Bloomberg News

U.S. Meatpacker Margins Cut by Livestock Costs, Fitch Says

February 28, 2012

Profit margins for pork and beef processors in the U.S. are being squeezed because meat prices aren’t keeping pace with increases in livestock costs, Fitch Ratings said.

The rally in cattle prices and wide swings in the value of choice beef compared with other grades contributed to the “precipitous” drop in margins since the end of last year, Fitch, based in New York and London, said today in a report. Livestock costs probably will stay high because of “low cattle supply and strong export demand,” the company said.

Producers are lowering slaughter rates because of negative margins, and plant closures are possible, Fitch said. Since 2004, average margins for beef were $1 per hundredweight and more than $5 for pork, Fitch said. Surging meat prices have boosted costs for companies including Cracker Barrel Old Country Store Inc. and Denny’s Corp., while margins probably will narrow for processors such as Tyson Foods Inc. (TSN) and Smithfield Foods Inc. (SFD)

“Beef and pork processing margins, excluding benefits from strong by-product and value-added products, are declining,” Fitch said. “Processor expectations about demand and pricing have placed additional upward pressure on livestock costs, causing margins to tighten.”

Cattle Futures

Before today, cattle futures rose 13 percent in the past 12 months, reaching a $1.315 a pound on Feb. 22, the highest ever for a most-active contract on the Chicago Mercantile Exchange. Hog futures have gained 5.2 percent this year.

Since the end of 2011, the spread between choice beef and the select grade “unexpectedly tripled from normal levels” to $17 per hundredweight, “causing beef processors to bid up cattle prices,” Fitch said. “A subsequent narrowing of the choice-select spread” with cattle prices “remaining elevated resulted in margin contraction,” the company said.

While lower slaughter rates may support margins later this year, processors face “potential earnings volatility,” Fitch said. Red-meat and poultry production will decline in 2012 and exports will “remain strong,” especially to Asia, Fitch said.

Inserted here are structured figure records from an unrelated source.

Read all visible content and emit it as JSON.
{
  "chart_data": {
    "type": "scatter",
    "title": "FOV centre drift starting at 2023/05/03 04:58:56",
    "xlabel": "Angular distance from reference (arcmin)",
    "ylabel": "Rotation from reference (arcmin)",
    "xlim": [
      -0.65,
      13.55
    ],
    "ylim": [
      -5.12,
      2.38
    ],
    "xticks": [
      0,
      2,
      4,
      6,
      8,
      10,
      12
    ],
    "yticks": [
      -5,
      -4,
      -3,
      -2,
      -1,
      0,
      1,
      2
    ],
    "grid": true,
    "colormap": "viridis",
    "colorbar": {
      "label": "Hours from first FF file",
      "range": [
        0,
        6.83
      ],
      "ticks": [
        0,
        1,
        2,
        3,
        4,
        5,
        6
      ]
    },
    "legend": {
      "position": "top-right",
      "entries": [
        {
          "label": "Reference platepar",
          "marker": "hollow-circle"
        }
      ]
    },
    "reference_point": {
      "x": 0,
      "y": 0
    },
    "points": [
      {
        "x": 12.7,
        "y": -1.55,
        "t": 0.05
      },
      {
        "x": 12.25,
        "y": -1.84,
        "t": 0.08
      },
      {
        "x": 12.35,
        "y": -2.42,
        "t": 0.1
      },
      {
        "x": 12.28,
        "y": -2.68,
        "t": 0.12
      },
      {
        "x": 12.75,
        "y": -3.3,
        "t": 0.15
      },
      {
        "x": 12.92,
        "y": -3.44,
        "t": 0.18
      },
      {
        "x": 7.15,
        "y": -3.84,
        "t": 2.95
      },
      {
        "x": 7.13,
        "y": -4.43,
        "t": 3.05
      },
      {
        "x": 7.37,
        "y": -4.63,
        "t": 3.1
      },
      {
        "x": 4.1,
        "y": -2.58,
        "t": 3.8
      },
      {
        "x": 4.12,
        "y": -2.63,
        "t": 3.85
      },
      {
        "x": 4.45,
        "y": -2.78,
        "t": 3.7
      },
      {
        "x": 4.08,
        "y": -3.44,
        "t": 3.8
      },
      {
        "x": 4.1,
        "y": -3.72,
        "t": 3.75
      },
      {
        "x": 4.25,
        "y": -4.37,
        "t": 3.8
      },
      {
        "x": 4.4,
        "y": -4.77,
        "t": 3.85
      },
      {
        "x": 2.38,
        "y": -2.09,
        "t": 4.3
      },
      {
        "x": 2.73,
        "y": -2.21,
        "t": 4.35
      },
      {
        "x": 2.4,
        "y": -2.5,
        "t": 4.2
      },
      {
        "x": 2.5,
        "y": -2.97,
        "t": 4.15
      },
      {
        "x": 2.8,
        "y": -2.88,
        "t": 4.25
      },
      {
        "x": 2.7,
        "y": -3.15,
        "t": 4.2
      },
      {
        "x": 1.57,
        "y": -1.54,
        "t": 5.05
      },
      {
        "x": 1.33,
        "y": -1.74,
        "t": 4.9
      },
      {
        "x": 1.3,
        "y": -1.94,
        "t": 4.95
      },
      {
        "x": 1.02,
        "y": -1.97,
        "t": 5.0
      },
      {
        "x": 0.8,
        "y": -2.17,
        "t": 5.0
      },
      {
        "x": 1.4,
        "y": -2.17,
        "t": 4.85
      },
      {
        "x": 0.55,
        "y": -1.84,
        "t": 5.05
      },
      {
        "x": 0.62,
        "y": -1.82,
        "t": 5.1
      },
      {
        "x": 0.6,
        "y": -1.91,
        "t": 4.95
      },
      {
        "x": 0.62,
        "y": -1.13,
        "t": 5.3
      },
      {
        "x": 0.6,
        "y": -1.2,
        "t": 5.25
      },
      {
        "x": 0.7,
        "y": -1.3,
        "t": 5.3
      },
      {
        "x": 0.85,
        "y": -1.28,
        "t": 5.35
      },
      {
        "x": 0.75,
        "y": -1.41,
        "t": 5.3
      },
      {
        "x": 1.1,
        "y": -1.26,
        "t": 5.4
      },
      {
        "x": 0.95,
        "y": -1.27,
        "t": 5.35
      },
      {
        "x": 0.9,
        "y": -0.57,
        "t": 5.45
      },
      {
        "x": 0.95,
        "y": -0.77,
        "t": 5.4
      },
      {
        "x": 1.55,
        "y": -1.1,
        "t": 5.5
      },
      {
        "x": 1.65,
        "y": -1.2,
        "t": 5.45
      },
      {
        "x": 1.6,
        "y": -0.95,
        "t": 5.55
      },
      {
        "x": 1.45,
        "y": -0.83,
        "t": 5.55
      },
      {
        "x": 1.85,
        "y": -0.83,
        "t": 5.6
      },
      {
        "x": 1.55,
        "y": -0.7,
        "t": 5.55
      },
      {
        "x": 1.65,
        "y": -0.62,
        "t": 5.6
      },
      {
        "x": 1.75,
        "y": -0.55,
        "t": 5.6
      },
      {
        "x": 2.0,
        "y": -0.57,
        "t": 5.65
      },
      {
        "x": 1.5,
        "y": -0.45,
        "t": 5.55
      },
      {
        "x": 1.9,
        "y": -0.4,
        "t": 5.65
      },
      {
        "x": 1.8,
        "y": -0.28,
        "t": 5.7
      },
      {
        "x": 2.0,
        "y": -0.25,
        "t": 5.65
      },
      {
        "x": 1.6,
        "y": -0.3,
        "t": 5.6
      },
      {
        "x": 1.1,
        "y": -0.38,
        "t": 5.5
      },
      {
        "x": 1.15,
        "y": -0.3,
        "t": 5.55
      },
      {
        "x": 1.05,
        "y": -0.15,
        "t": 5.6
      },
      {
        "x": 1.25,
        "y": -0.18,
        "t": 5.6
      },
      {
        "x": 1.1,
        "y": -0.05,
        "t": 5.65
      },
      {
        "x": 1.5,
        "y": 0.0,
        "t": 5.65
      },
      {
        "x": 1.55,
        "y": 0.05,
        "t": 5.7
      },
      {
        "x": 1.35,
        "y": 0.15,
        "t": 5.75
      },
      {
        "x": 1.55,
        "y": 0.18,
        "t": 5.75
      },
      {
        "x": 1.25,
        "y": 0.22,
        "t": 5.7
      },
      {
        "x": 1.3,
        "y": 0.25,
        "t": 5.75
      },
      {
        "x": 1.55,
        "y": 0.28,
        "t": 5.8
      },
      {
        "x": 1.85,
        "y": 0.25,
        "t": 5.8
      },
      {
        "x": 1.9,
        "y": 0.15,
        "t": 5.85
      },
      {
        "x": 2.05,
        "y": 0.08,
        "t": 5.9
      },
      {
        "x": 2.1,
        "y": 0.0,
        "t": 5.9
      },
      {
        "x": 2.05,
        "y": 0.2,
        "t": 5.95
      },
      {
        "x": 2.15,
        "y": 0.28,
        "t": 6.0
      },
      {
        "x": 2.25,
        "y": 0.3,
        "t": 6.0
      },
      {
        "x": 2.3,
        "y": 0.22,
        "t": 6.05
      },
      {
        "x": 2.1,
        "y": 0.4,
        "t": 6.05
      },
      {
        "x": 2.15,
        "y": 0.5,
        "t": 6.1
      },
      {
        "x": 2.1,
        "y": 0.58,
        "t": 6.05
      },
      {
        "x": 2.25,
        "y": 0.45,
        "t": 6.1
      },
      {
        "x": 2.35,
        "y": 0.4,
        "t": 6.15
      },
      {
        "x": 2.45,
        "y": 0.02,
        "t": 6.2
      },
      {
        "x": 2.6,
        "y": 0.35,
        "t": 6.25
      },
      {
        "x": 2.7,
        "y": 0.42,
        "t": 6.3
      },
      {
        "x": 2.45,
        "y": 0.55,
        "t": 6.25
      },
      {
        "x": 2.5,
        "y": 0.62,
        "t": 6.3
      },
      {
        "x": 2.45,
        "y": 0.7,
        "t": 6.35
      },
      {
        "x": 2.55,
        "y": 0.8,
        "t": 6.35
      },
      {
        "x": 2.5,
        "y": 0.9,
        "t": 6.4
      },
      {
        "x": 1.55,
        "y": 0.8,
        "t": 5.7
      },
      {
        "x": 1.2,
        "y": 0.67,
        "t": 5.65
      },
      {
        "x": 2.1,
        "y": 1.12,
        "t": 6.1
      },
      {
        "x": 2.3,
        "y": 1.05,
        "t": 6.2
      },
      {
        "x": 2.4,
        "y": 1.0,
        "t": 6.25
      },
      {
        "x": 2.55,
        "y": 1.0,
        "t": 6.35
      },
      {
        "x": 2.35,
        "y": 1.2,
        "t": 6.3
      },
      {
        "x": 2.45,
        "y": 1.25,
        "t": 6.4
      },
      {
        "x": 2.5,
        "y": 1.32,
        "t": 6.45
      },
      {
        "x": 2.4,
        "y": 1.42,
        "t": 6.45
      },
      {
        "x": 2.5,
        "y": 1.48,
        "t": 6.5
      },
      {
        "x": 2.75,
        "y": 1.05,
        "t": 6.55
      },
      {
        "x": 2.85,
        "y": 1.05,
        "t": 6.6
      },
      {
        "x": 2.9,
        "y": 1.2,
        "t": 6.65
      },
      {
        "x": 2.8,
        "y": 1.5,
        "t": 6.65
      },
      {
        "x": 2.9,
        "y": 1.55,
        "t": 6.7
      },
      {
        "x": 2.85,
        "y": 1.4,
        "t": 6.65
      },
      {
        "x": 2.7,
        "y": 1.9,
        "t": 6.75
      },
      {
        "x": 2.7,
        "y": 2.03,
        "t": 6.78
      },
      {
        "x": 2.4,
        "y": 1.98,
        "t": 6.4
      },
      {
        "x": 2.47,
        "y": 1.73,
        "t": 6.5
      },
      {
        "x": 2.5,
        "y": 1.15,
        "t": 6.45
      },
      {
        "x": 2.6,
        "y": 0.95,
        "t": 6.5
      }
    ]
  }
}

U.S. pork exports rose 23 percent in 2011 from a year earlier, and beef shipments surged 21 percent, government data show. As of Jan. 1, the U.S. cattle herd was the lowest since 1952.

U.S. shoppers may pay as much as 5 percent more for beef this year, compared with a 10 percent gain last year, and pork prices may rise as much as 4 percent, compared with an 8.5 percent increase in 2011, the USDA has projected. “Price fatigue” may spur some shoppers to switch to chicken as a cheaper alternative, Fitch said.